The status of the woman according to the Halakha is described in detail in the Torah and is not simple. Women’s duties and responsibilities are different from those of men, but this does not mean they are less important, in certain cases their role is more essential than that of men. According to Judaism, women are gifted with “Binah” (intuition, understanding, intelligence) to a larger extent than men. Rabbis interpret this difference stating that the woman was created from human material, and not formed of dust like the man. As previously mentioned, the Matriarchate is at a higher level than the Patriarchate as women are better at prophecies, they have not participated in the idealatry, they perform the basic duties of mothers and wives, they light the candles on Shabbat; the woman performs the house chores, separates the challah, and dictates the order at home.

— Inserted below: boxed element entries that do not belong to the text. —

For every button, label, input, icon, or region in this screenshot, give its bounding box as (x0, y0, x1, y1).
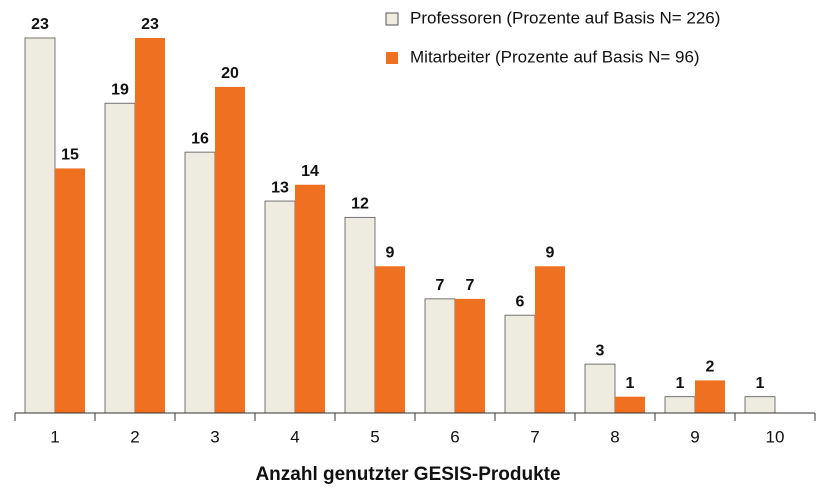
bar (104, 102, 136, 414)
x-tick-label: 4 (290, 427, 299, 446)
value-label: 1 (676, 375, 685, 392)
value-label: 7 (436, 277, 445, 294)
x-tick-label: 2 (130, 427, 139, 446)
value-label: 12 (351, 196, 369, 213)
x-tick-label: 5 (370, 427, 379, 446)
value-label: 1 (626, 375, 635, 392)
legend-label: Mitarbeiter (Prozente auf Basis N= 96) (410, 47, 700, 66)
value-label: 23 (31, 16, 49, 33)
bar (424, 298, 456, 414)
bar (184, 151, 216, 414)
bar (535, 266, 565, 413)
bar (295, 184, 325, 413)
x-tick-label: 6 (450, 427, 459, 446)
x-tick-label: 7 (530, 427, 539, 446)
x-tick-label: 1 (50, 427, 59, 446)
value-label: 20 (221, 65, 239, 82)
bar (615, 396, 645, 413)
value-label: 19 (111, 81, 129, 98)
bar (215, 86, 245, 414)
value-label: 9 (546, 244, 555, 261)
legend-swatch (386, 52, 398, 64)
value-label: 14 (301, 163, 319, 180)
value-label: 16 (191, 130, 209, 147)
x-tick-label: 9 (690, 427, 699, 446)
value-label: 2 (706, 359, 715, 376)
bar (375, 266, 405, 413)
x-tick-label: 3 (210, 427, 219, 446)
value-label: 3 (596, 342, 605, 359)
value-label: 9 (386, 244, 395, 261)
bar (344, 216, 376, 414)
bar (455, 298, 485, 413)
x-axis-label: Anzahl genutzter GESIS-Produkte (255, 464, 560, 485)
bar (584, 363, 616, 414)
bar (744, 396, 776, 414)
bar (135, 38, 165, 413)
bar (504, 314, 536, 414)
bar (55, 168, 85, 413)
value-label: 7 (466, 277, 475, 294)
value-label: 13 (271, 179, 289, 196)
x-tick-label: 8 (610, 427, 619, 446)
value-label: 6 (516, 293, 525, 310)
bar (695, 380, 725, 413)
legend-swatch (385, 12, 399, 26)
value-label: 1 (756, 375, 765, 392)
value-label: 23 (141, 16, 159, 33)
bar (264, 200, 296, 414)
legend-label: Professoren (Prozente auf Basis N= 226) (410, 8, 720, 27)
bar (24, 37, 56, 414)
x-tick-label: 10 (766, 427, 785, 446)
bar (664, 396, 696, 414)
value-label: 15 (61, 147, 79, 164)
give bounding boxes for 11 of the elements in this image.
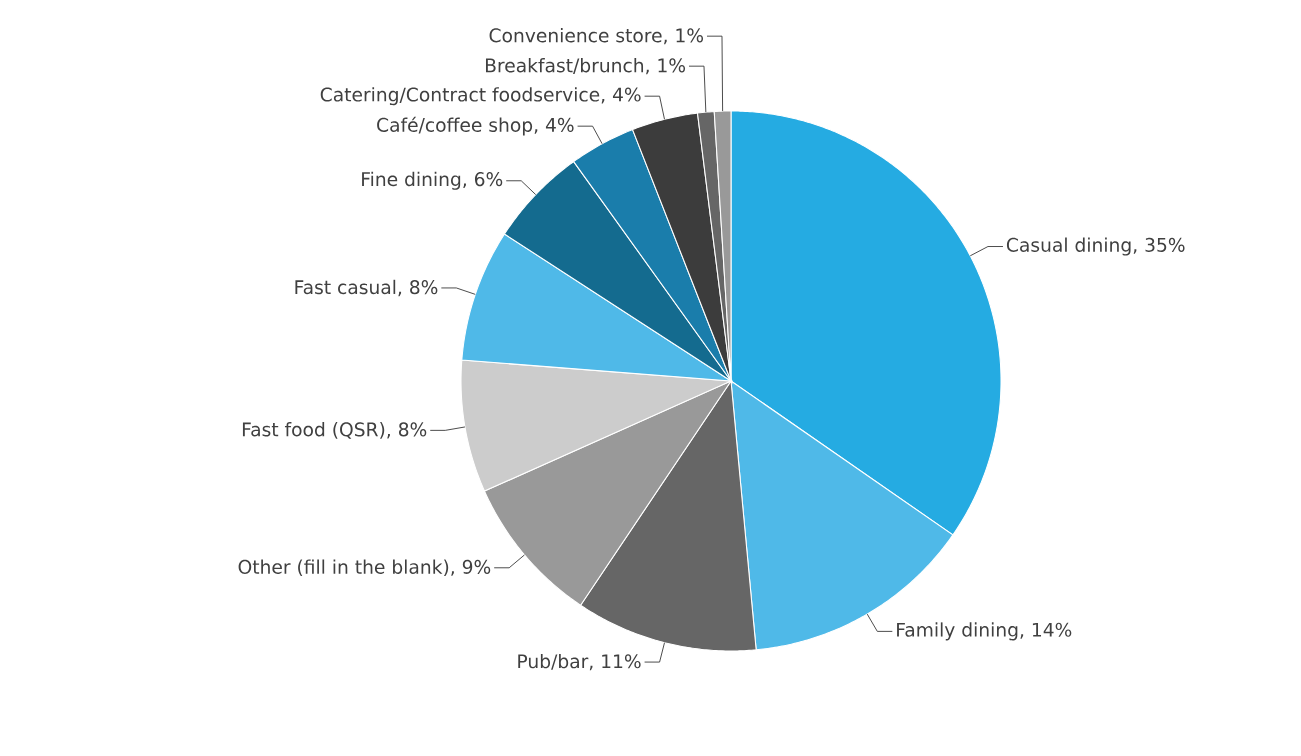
slice-label: Café/coffee shop, 4% (377, 116, 574, 136)
slice-label: Casual dining, 35% (1006, 237, 1185, 256)
slice-label: Breakfast/brunch, 1% (485, 58, 686, 75)
slice-label: Fine dining, 6% (362, 171, 503, 190)
slice-label: Fast casual, 8% (295, 279, 438, 297)
slice-label: Convenience store, 1% (489, 28, 704, 45)
slice-label: Catering/Contract foodservice, 4% (320, 87, 641, 106)
slice-label: Family dining, 14% (897, 622, 1072, 641)
slice-label: Fast food (QSR), 8% (242, 422, 427, 439)
slice-label: Other (fill in the blank), 9% (238, 559, 491, 577)
slice-label: Pub/bar, 11% (518, 653, 641, 671)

According to Judaism, the home of the family becomes the fortress of God’s presence, of the divine, of which God says: “Create divine comfort for me and I shall always be with you”. A characteristic feature of the role of the women is that part of them are organised in a special religious ritual (Chevra Kadisha), whose noble task is to prepare the deceased women for their funeral. This group of specially selected volunteers (Rohetsim) is held in high respect and has proven their piety.
The conducted, albeit incomplete, review on the topic of “Women in Judaism” is an attempt to present a group of remarkable women, who have left deep marks in the world literature and art. The development of the topic aimed at describing their personal story, the typical traits of their characters, their status in the society and the attempts to change that, and emphasises the positive qualities as an example to follow, i.e. they are instructive, suggest the important role of the belief in God for the realisation of their dreams, desires and the tendency to overcome their second-place importance, which is ascribed to them by conservative-thinking Talmudists and is opposed in new trends in Judaism by reformists, liberal-thinking and other more liberated from the dogmas Jews. The conclusion is that in our everyday life we and especially the young generation should follow the path of their positive deeds, designed to preserve everything related to Judaism, so as to be filled with the positive spiritual food which we can draw from their example. To apply in our deeds the wisdom which they have bequeathed; to adopt their measure of the values as ours, in order to build a solid moral system which the generations will use as a stepping stone; to find the right way to the temple as our natural human need in order to be ready to communicate with our Maker; to be true to our Torah, and by no means try to replace it with the Golden calf.